Сорокин
Гаврош...
Я постарался. (Чёрта с два ты его расправишь, зэк поганый!) Колька взял двумя пальцами комок, выдержал паузу и объявил:
- Мог бы и получше смять, белоручка. Но я не гордый. Кто там следующий? Садись! Я в туалет!
Картинно поддерживая штаны, он помчался на выход, под возмущённый и восхищённый смех.
Я нашёл в себе силы смеяться со всеми, но обиду затаил прочно. Однако восстановить статус-кво было сложно. Фокусов я не знал, играл плохо, остроумием не блистал. Но, чёрт возьми! За меня откровенно болели посидельцы, и это вдохновляло. Только и «Шальной» был неугомонен. В очередной раз обыграв нас с Машкой и Нинкой своей командой, он спросил с издёвкой:
- Нинк, а чего-т ты с ним в компании играешь? Влюбилась, что ль?

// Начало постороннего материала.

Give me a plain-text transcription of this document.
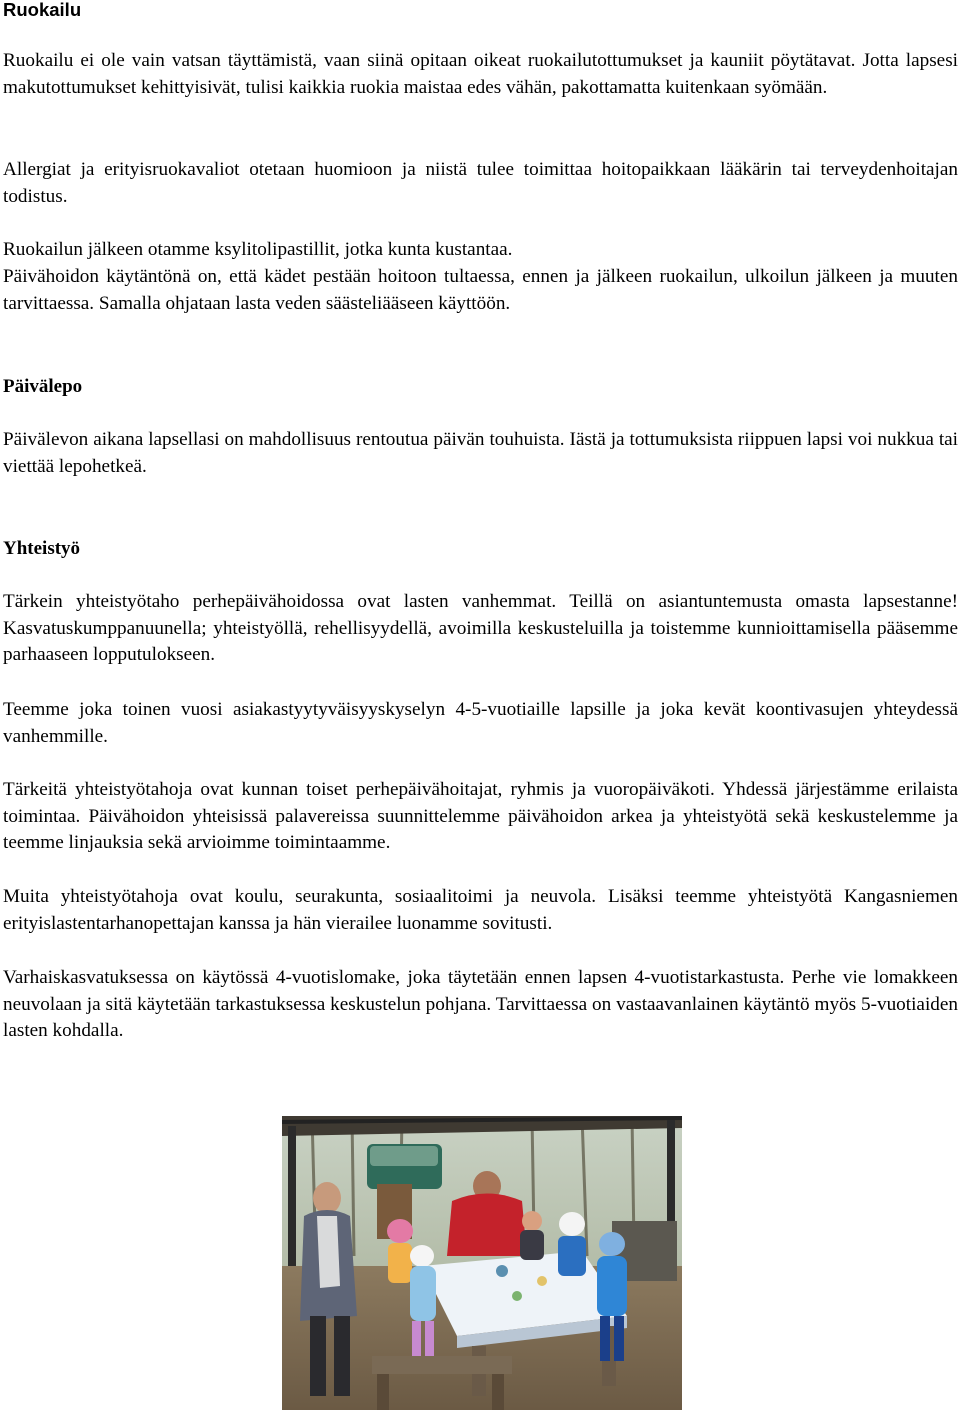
Ruokailu

Ruokailu ei ole vain vatsan täyttämistä, vaan siinä opitaan oikeat ruokailutottumukset ja kauniit pöytätavat. Jotta lapsesi makutottumukset kehittyisivät, tulisi kaikkia ruokia maistaa edes vähän, pakottamatta kuitenkaan syömään.

Allergiat ja erityisruokavaliot otetaan huomioon ja niistä tulee toimittaa hoitopaikkaan lääkärin tai terveydenhoitajan todistus.

Ruokailun jälkeen otamme ksylitolipastillit, jotka kunta kustantaa.

Päivähoidon käytäntönä on, että kädet pestään hoitoon tultaessa, ennen ja jälkeen ruokailun, ulkoilun jälkeen ja muuten tarvittaessa. Samalla ohjataan lasta veden säästeliääseen käyttöön.

Päivälepo

Päivälevon aikana lapsellasi on mahdollisuus rentoutua päivän touhuista. Iästä ja tottumuksista riippuen lapsi voi nukkua tai viettää lepohetkeä.

Yhteistyö

Tärkein yhteistyötaho perhepäivähoidossa ovat lasten vanhemmat. Teillä on asiantuntemusta omasta lapsestanne! Kasvatuskumppanuunella; yhteistyöllä, rehellisyydellä, avoimilla keskusteluilla ja toistemme kunnioittamisella pääsemme parhaaseen lopputulokseen.

Teemme joka toinen vuosi asiakastyytyväisyyskyselyn 4-5-vuotiaille lapsille ja joka kevät koontivasujen yhteydessä vanhemmille.

Tärkeitä yhteistyötahoja ovat kunnan toiset perhepäivähoitajat, ryhmis ja vuoropäiväkoti. Yhdessä järjestämme erilaista toimintaa. Päivähoidon yhteisissä palavereissa suunnittelemme päivähoidon arkea ja yhteistyötä sekä keskustelemme ja teemme linjauksia sekä arvioimme toimintaamme.

Muita yhteistyötahoja ovat koulu, seurakunta, sosiaalitoimi ja neuvola. Lisäksi teemme yhteistyötä Kangasniemen erityislastentarhanopettajan kanssa ja hän vierailee luonamme sovitusti.

Varhaiskasvatuksessa on käytössä 4-vuotislomake, joka täytetään ennen lapsen 4-vuotistarkastusta. Perhe vie lomakkeen neuvolaan ja sitä käytetään tarkastuksessa keskustelun pohjana. Tarvittaessa on vastaavanlainen käytäntö myös 5-vuotiaiden lasten kohdalla.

- Да, и сильно! – ответила бойкая девка с вызовом, неожиданно растревожив мне уже начинавшее беспокоиться сердце.
- Ах, мои мамки! – Колька запел из «Серенького козлика»:
Ниночка Алика сильно любила
И на верёвочке сикать водила.
Что было в припеве навсегда осталось тайной, потому что ярость, копившаяся во мне полмесяца, вдруг пружиной сняла меня со стула и я, перелетев через стол, врезался головой в лоб, а кулаком в ухо Кольке. Тот свалился на пол, а меня схватили за руки и потащили в угол.
Драки на наших посиделках случались очень редко. Но то, что героем оказался «кавалер», (так меня потом называли бабы), сделало мне паблисити. Колька, надо признать, не возникал, будто и не было ничего. А разговоры в селе пошли: «Городские из-за Нинки передрались»! Нинка гордо задирала нос, а её мать, внутренне ликуя, прилюдно и картинно ругала дочь: «Вырядилась, паршивка. Мужики из-за неё свару устроили».
На другой вечер я играть в карты отказался. Сел на кухне рядом с Никифором, дедом-«философом», чем его ужасно обрадовал. Говорить всякую ересь о втором пришествии и чёрной магии он был большой любитель, но не было любителей его слушать. В компании деда я удобно укрылся от тягот популярности. Но тут-то меня и сцапала Нинка.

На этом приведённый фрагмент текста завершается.